One of the beauties of RaspBMC is the variety of control methods available to the user. My first box is connected to an HDMI-capable television and uses CEC to pass control codes from the TV to the Raspi, which is all very neat and convenient. I also use Yatse XBMC remote on my Android phone because there are lots of benefits to being able to browse titles, select and queue content to watch (it can also be a little more responsive than the TV remote). I also like the feature where you can browse on your phone and send youtube content to the TV, etc.
But the second box is connected via composite video and so gaining control codes from the remote is not an option. Until very recently this unit did not have network connectivity either, so control via a phone app wasn’t possible either. Indeed even though it now does have wifi, phone control as the sole option isn’t exactly the golden solution. Sure, browsing the library via the phone is much nicer than the blocky, hard to read, low resolution of the TV but for every day tasks like pausing, volume control, etc having to unlock your phone is not super convenient.
So I thought that I’d have a go ordering a really cheap, generic USB IR remote off ebay ($4 delivered) and simply see what happens. Again this is one of those areas where I have not read any forums posts about whether or not this works but it’s not a high-stakes gamble.

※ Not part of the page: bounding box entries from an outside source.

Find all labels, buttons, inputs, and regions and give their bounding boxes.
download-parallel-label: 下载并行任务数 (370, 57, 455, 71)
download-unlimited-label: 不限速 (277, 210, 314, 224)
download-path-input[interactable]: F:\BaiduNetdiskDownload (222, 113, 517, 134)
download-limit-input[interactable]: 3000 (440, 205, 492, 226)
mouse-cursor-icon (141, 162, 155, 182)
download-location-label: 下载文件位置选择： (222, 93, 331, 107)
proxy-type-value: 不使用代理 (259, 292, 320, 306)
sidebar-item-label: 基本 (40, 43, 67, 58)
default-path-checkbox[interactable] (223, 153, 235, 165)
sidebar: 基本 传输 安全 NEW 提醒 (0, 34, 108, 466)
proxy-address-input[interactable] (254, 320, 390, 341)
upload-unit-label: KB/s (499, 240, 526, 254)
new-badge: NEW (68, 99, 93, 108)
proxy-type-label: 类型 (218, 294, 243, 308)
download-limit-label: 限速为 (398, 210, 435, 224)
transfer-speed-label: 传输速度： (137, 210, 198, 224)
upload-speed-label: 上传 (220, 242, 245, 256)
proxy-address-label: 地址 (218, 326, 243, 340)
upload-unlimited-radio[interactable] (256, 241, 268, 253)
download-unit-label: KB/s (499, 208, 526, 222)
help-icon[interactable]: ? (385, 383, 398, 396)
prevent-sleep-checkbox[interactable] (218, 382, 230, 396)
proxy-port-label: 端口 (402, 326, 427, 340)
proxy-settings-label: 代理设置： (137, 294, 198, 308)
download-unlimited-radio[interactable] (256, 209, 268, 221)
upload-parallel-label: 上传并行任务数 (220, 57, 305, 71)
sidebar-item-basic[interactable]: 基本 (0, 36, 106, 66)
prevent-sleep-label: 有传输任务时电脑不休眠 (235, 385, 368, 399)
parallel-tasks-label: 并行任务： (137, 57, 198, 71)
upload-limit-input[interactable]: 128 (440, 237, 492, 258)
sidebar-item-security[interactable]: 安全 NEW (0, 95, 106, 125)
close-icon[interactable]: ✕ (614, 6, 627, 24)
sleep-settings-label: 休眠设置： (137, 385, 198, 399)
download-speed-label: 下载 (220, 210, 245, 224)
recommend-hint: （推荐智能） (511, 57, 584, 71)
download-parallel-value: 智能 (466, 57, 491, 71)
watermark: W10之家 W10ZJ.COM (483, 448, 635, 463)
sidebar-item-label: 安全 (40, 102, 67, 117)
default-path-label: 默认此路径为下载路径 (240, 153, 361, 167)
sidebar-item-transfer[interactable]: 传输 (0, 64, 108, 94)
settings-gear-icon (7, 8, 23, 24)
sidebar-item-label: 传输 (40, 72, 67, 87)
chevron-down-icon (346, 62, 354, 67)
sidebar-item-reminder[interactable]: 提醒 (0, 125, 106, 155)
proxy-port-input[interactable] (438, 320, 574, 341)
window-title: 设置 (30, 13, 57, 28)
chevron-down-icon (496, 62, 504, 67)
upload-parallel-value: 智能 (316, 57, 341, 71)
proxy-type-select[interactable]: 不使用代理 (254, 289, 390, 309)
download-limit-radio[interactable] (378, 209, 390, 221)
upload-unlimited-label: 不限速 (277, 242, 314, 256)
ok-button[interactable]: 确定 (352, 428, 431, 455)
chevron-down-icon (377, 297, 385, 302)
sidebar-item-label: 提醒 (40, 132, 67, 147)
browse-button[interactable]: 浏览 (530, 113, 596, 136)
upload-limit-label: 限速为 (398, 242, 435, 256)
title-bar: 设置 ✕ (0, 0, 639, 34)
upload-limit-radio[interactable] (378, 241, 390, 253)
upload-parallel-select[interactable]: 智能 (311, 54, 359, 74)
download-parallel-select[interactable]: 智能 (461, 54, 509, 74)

And the answer is that yes it does work. You’ll need to reboot to get it to recognise, it won’t just hot-plug the same way that connecting a mouse to your PC would. Many of the common keys are already functional straight away (eg play, pause, arrows, page up/down) and the mouse feature also works. There are plenty of buttons however that are not assigned, but that should be fairly trivial to work out using a similar approach to detecting CEC commands via SSH and then creating an appropriate entry in /home/pi/.xbmc/userdata/keymaps/remote.xml.